Video Kamera Tubuh Baru Menunjukkan Tersangka Pembunuhan Tupac Shakur Meninggalkan Dugaan Kejahatannya
5 min readBARUAnda sekarang dapat mendengarkan artikel Fox News!
Duane “Keffe D” Davis ditanya oleh petugas yang menangkap, “Jadi, untuk apa mereka menemukanmu?”
“Kasus terbesar dalam sejarah Vegas,” kata Davis sambil diborgol di kursi belakang mobil polisi, “7 September 1996.”
Yang dia maksud adalah malam ketika rapper legendaris Tupac Shakur ditembak dan dibunuh dalam penembakan saat berkendara.
Davis adalah satu-satunya tersangka yang masih hidup yang dikatakan berada di dalam mobil Cadillac putih terkenal yang berhenti di sebelah BMW hitam milik Marion “Suge” Knight, tempat Shakur sedang duduk di kursi penumpang, dan melepaskan tembakan.
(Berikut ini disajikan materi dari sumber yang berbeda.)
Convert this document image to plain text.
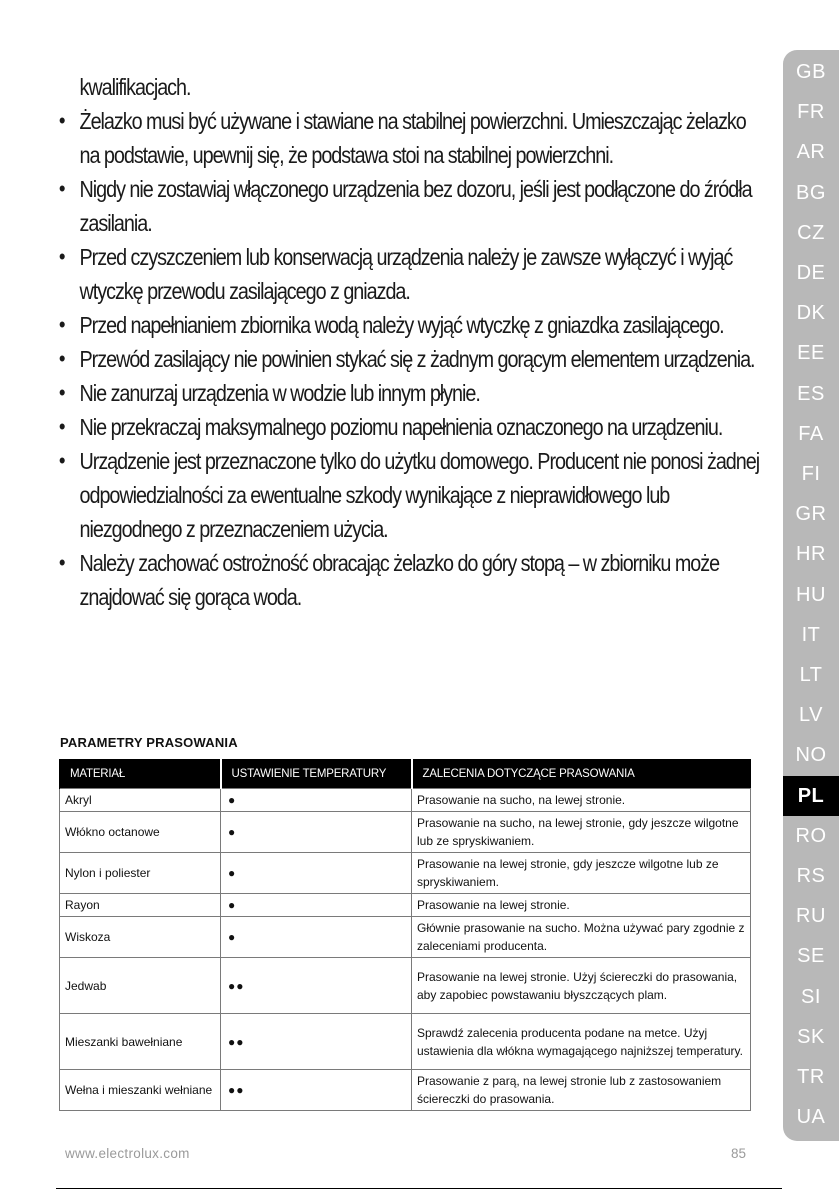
kwalifikacjach.
• Żelazko musi być używane i stawiane na stabilnej powierzchni. Umieszczając żelazko na podstawie, upewnij się, że podstawa stoi na stabilnej powierzchni.
• Nigdy nie zostawiaj włączonego urządzenia bez dozoru, jeśli jest podłączone do źródła zasilania.
• Przed czyszczeniem lub konserwacją urządzenia należy je zawsze wyłączyć i wyjąć wtyczkę przewodu zasilającego z gniazda.
• Przed napełnianiem zbiornika wodą należy wyjąć wtyczkę z gniazdka zasilającego.
• Przewód zasilający nie powinien stykać się z żadnym gorącym elementem urządzenia.
• Nie zanurzaj urządzenia w wodzie lub innym płynie.
• Nie przekraczaj maksymalnego poziomu napełnienia oznaczonego na urządzeniu.
• Urządzenie jest przeznaczone tylko do użytku domowego. Producent nie ponosi żadnej odpowiedzialności za ewentualne szkody wynikające z nieprawidłowego lub niezgodnego z przeznaczeniem użycia.
• Należy zachować ostrożność obracając żelazko do góry stopą – w zbiorniku może znajdować się gorąca woda.
PARAMETRY PRASOWANIA
MATERIAŁ	USTAWIENIE TEMPERATURY	ZALECENIA DOTYCZĄCE PRASOWANIA
Akryl	●	Prasowanie na sucho, na lewej stronie.
Włókno octanowe	●	Prasowanie na sucho, na lewej stronie, gdy jeszcze wilgotne lub ze spryskiwaniem.
Nylon i poliester	●	Prasowanie na lewej stronie, gdy jeszcze wilgotne lub ze spryskiwaniem.
Rayon	●	Prasowanie na lewej stronie.
Wiskoza	●	Głównie prasowanie na sucho. Można używać pary zgodnie z zaleceniami producenta.
Jedwab	●●	Prasowanie na lewej stronie. Użyj ściereczki do prasowania, aby zapobiec powstawaniu błyszczących plam.
Mieszanki bawełniane	●●	Sprawdź zalecenia producenta podane na metce. Użyj ustawienia dla włókna wymagającego najniższej temperatury.
Wełna i mieszanki wełniane	●●	Prasowanie z parą, na lewej stronie lub z zastosowaniem ściereczki do prasowania.
www.electrolux.com	85
GB
FR
AR
BG
CZ
DE
DK
EE
ES
FA
FI
GR
HR
HU
IT
LT
LV
NO
PL
RO
RS
RU
SE
SI
SK
TR
UA
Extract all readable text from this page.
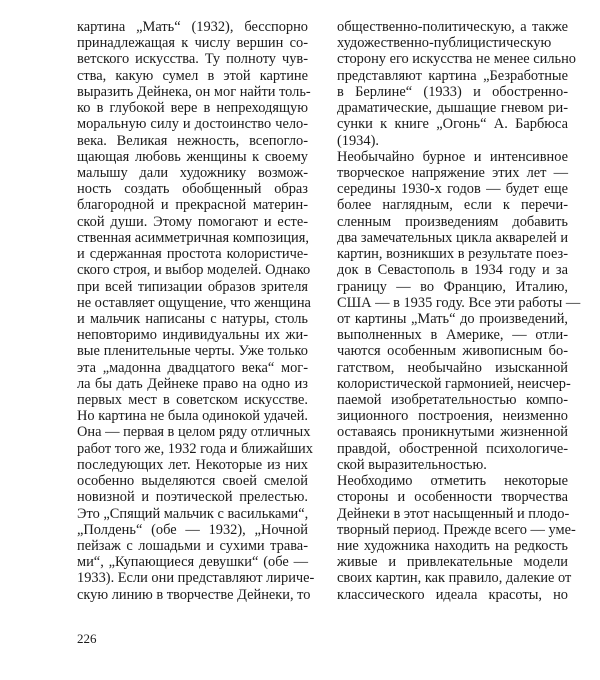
картина „Мать“ (1932), бесспорно
принадлежащая к числу вершин со-
ветского искусства. Ту полноту чув-
ства, какую сумел в этой картине
выразить Дейнека, он мог найти толь-
ко в глубокой вере в непреходящую
моральную силу и достоинство чело-
века. Великая нежность, всепогло-
щающая любовь женщины к своему
малышу дали художнику возмож-
ность создать обобщенный образ
благородной и прекрасной материн-
ской души. Этому помогают и есте-
ственная асимметричная композиция,
и сдержанная простота колористиче-
ского строя, и выбор моделей. Однако
при всей типизации образов зрителя
не оставляет ощущение, что женщина
и мальчик написаны с натуры, столь
неповторимо индивидуальны их жи-
вые пленительные черты. Уже только
эта „мадонна двадцатого века“ мог-
ла бы дать Дейнеке право на одно из
первых мест в советском искусстве.
Но картина не была одинокой удачей.
Она — первая в целом ряду отличных
работ того же, 1932 года и ближайших
последующих лет. Некоторые из них
особенно выделяются своей смелой
новизной и поэтической прелестью.
Это „Спящий мальчик с васильками“,
„Полдень“ (обе — 1932), „Ночной
пейзаж с лошадьми и сухими трава-
ми“, „Купающиеся девушки“ (обе —
1933). Если они представляют лириче-
скую линию в творчестве Дейнеки, то
общественно-политическую, а также
художественно-публицистическую
сторону его искусства не менее сильно
представляют картина „Безработные
в Берлине“ (1933) и обостренно-
драматические, дышащие гневом ри-
сунки к книге „Огонь“ А. Барбюса
(1934).
Необычайно бурное и интенсивное
творческое напряжение этих лет —
середины 1930-х годов — будет еще
более наглядным, если к перечи-
сленным произведениям добавить
два замечательных цикла акварелей и
картин, возникших в результате поез-
док в Севастополь в 1934 году и за
границу — во Францию, Италию,
США — в 1935 году. Все эти работы —
от картины „Мать“ до произведений,
выполненных в Америке, — отли-
чаются особенным живописным бо-
гатством, необычайно изысканной
колористической гармонией, неисчер-
паемой изобретательностью компо-
зиционного построения, неизменно
оставаясь проникнутыми жизненной
правдой, обостренной психологиче-
ской выразительностью.
Необходимо отметить некоторые
стороны и особенности творчества
Дейнеки в этот насыщенный и плодо-
творный период. Прежде всего — уме-
ние художника находить на редкость
живые и привлекательные модели
своих картин, как правило, далекие от
классического идеала красоты, но
226
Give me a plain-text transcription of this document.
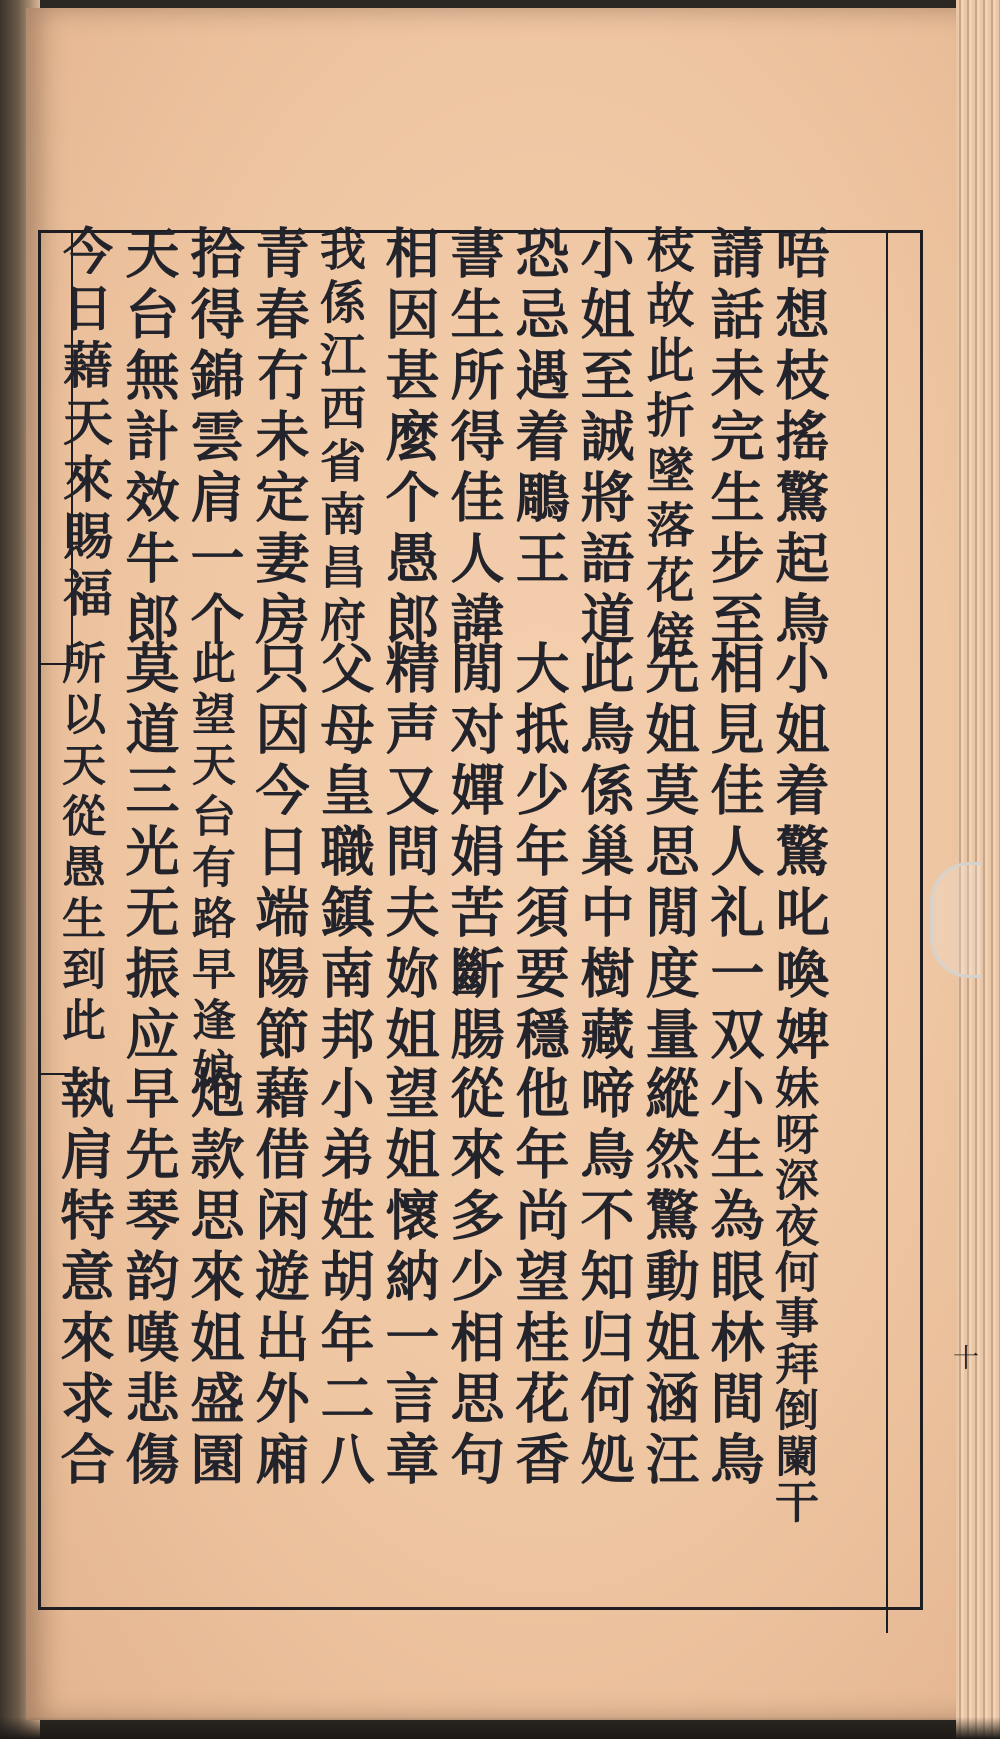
唔想枝搖驚起鳥
請話未完生步至
枝故此折墜落花傍
小姐至誠將語道
恐忌遇着鵰王
書生所得佳人諱
相因甚麼个愚郎
我係江西省南昌府
青春冇未定妻房
拾得錦雲肩一个
天台無計效牛郎
今日藉天來賜福
小姐着驚叱喚婢
相見佳人礼一双
先姐莫思閒度量
此鳥係巢中樹藏
大抵少年須要穩
閒对嬋娟苦斷腸
精声又問夫妳姐
父母皇職鎮南邦
只因今日端陽節
此望天台有路早逢娘
莫道三光无振应
所以天從愚生到此
妹呀深夜何事拜倒闌干
小生為眼林間鳥
縱然驚動姐涵汪
啼鳥不知归何処
他年尚望桂花香
從來多少相思句
望姐懷納一言章
小弟姓胡年二八
藉借闲遊出外廂
炮款思來姐盛園
早先琴韵嘆悲傷
執肩特意來求合	十
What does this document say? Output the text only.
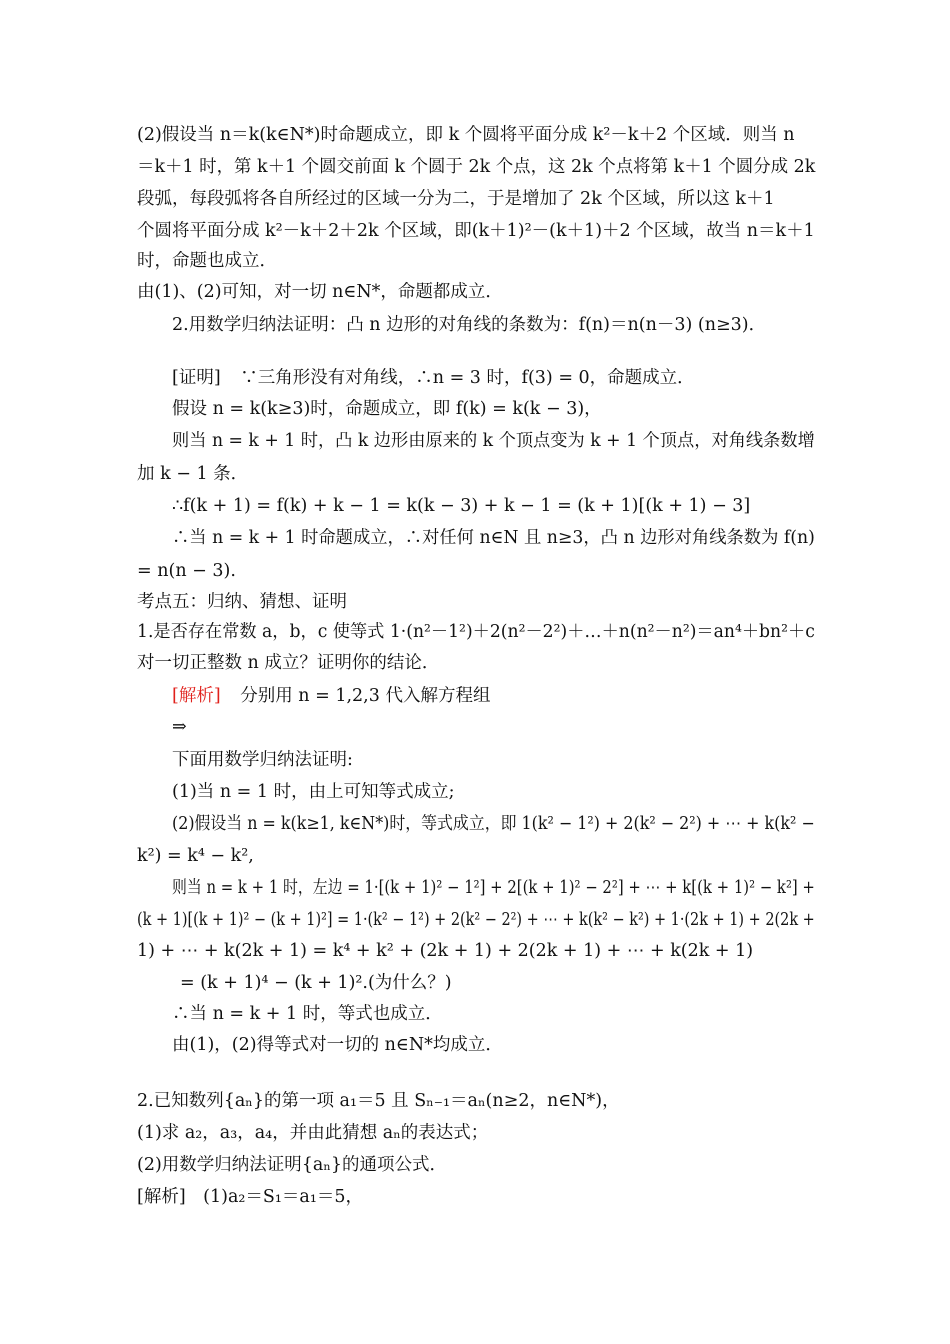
(2)假设当 n＝k(k∈N*)时命题成立，即 k 个圆将平面分成 k²－k＋2 个区域．则当 n
＝k＋1 时，第 k＋1 个圆交前面 k 个圆于 2k 个点，这 2k 个点将第 k＋1 个圆分成 2k
段弧，每段弧将各自所经过的区域一分为二，于是增加了 2k 个区域，所以这 k＋1
个圆将平面分成 k²－k＋2＋2k 个区域，即(k＋1)²－(k＋1)＋2 个区域，故当 n＝k＋1
时，命题也成立．
由(1)、(2)可知，对一切 n∈N*，命题都成立．
2.用数学归纳法证明：凸 n 边形的对角线的条数为：f(n)＝n(n－3) (n≥3)．
[证明] ∵三角形没有对角线，∴n = 3 时，f(3) = 0，命题成立．
假设 n = k(k≥3)时，命题成立，即 f(k) = k(k − 3)，
则当 n = k + 1 时，凸 k 边形由原来的 k 个顶点变为 k + 1 个顶点，对角线条数增
加 k − 1 条．
∴f(k + 1) = f(k) + k − 1 = k(k − 3) + k − 1 = (k + 1)[(k + 1) − 3]
∴当 n = k + 1 时命题成立，∴对任何 n∈N 且 n≥3，凸 n 边形对角线条数为 f(n)
= n(n − 3).
考点五：归纳、猜想、证明
1.是否存在常数 a，b，c 使等式 1·(n²－1²)＋2(n²－2²)＋…＋n(n²－n²)＝an⁴＋bn²＋c
对一切正整数 n 成立？证明你的结论．
[解析] 分别用 n = 1,2,3 代入解方程组
⇒
下面用数学归纳法证明:
(1)当 n = 1 时，由上可知等式成立;
(2)假设当 n = k(k≥1, k∈N*)时，等式成立，即 1(k² − 1²) + 2(k² − 2²) + ⋯ + k(k² −
k²) = k⁴ − k²,
则当 n = k + 1 时，左边 = 1·[(k + 1)² − 1²] + 2[(k + 1)² − 2²] + ⋯ + k[(k + 1)² − k²] +
(k + 1)[(k + 1)² − (k + 1)²] = 1·(k² − 1²) + 2(k² − 2²) + ⋯ + k(k² − k²) + 1·(2k + 1) + 2(2k +
1) + ⋯ + k(2k + 1) = k⁴ + k² + (2k + 1) + 2(2k + 1) + ⋯ + k(2k + 1)
= (k + 1)⁴ − (k + 1)².(为什么？)
∴当 n = k + 1 时，等式也成立．
由(1)，(2)得等式对一切的 n∈N*均成立．
2.已知数列{aₙ}的第一项 a₁＝5 且 Sₙ₋₁＝aₙ(n≥2，n∈N*)，
(1)求 a₂，a₃，a₄，并由此猜想 aₙ的表达式；
(2)用数学归纳法证明{aₙ}的通项公式．
[解析]　(1)a₂＝S₁＝a₁＝5，
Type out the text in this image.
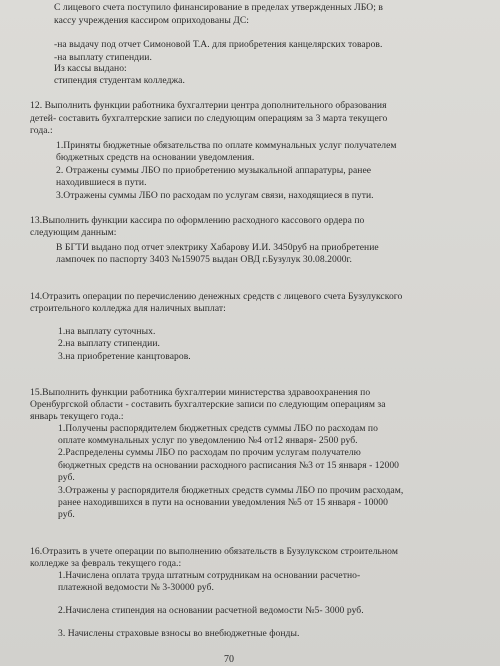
С лицевого счета поступило финансирование в пределах утвержденных ЛБО; в
кассу учреждения кассиром оприходованы ДС:
-на выдачу под отчет Симоновой Т.А. для приобретения канцелярских товаров.
-на выплату стипендии.
Из кассы выдано:
стипендия студентам колледжа.
12. Выполнить функции работника бухгалтерии центра дополнительного образования
детей- составить бухгалтерские записи по следующим операциям за 3 марта текущего
года.:
1.Приняты бюджетные обязательства по оплате коммунальных услуг получателем
бюджетных средств на основании уведомления.
2. Отражены суммы ЛБО по приобретению музыкальной аппаратуры, ранее
находившиеся в пути.
3.Отражены суммы ЛБО по расходам по услугам связи, находящиеся в пути.
13.Выполнить функции кассира по оформлению расходного кассового ордера по
следующим данным:
В БГТИ выдано под отчет электрику Хабарову И.И. 3450руб на приобретение
лампочек по паспорту 3403 №159075 выдан ОВД г.Бузулук 30.08.2000г.
14.Отразить операции по перечислению денежных средств с лицевого счета Бузулукского
строительного колледжа для наличных выплат:
1.на выплату суточных.
2.на выплату стипендии.
3.на приобретение канцтоваров.
15.Выполнить функции работника бухгалтерии министерства здравоохранения по
Оренбургской области - составить бухгалтерские записи по следующим операциям за
январь текущего года.:
1.Получены распорядителем бюджетных средств суммы ЛБО по расходам по
оплате коммунальных услуг по уведомлению №4 от12 января- 2500 руб.
2.Распределены суммы ЛБО по расходам по прочим услугам получателю
бюджетных средств на основании расходного расписания №3 от 15 января - 12000
руб.
3.Отражены у распорядителя бюджетных средств суммы ЛБО по прочим расходам,
ранее находившихся в пути на основании уведомления №5 от 15 января - 10000
руб.
16.Отразить в учете операции по выполнению обязательств в Бузулукском строительном
колледже за февраль текущего года.:
1.Начислена оплата труда штатным сотрудникам на основании расчетно-
платежной ведомости № 3-30000 руб.
2.Начислена стипендия на основании расчетной ведомости №5- 3000 руб.
3. Начислены страховые взносы во внебюджетные фонды.
70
BAGAIMANA DUANE ‘KEFFE D’ DAVIS ‘BICARA DIRINYA KE PENJARA’: DETEKTIF
Polisi Las Vegas menangkap Duane “Keffe D” Davis, yang didakwa sehubungan dengan pembunuhan Tupac Shakur pada tahun 1996. (PD Las Vegas)
Pertukaran tersebut terekam dalam rekaman kamera tubuh dan kamera dasbor penangkapan Davis, yang diperoleh Fox News Digital dalam permintaan catatan publik.
Shakur meninggal dalam penembakan tahun 1996, yang belum terpecahkan hingga bulan lalu ketika Davis ditangkap.
Dia bukanlah pelaku penembakan, menurut polisi Las Vegas, yang menyebutnya sebagai “penelepon” untuk geng jalanan South Side Compton Crips yang terlibat dalam perseteruan kompleks dengan Shakur dan krunya yang meningkat dari lirik rap hingga perkelahian dan penembakan, kata Kepala Detektif Greg Kading kepada Fox News Digital.
PRIA YANG DITUNDA DALAM PEMBUNUHAN TUPAC SHAKUR TAHUN 1996
Keponakan Davis, Orlando Anderson, diyakini sebagai pelaku penembakan, namun dia membantah terlibat sebelumnya tewas dalam penembakan terpisah di Compton, Kalifornia, pada tahun 1998.
Tiga orang lainnya di dalam Cadillac malam itu telah meninggal, kata Kading.
Polisi mendekati Duane “Keffe D” Davis untuk menangkapnya atas dugaan hubungannya dengan pembunuhan Tupac Shakur pada tahun 1996. (PD Las Vegas)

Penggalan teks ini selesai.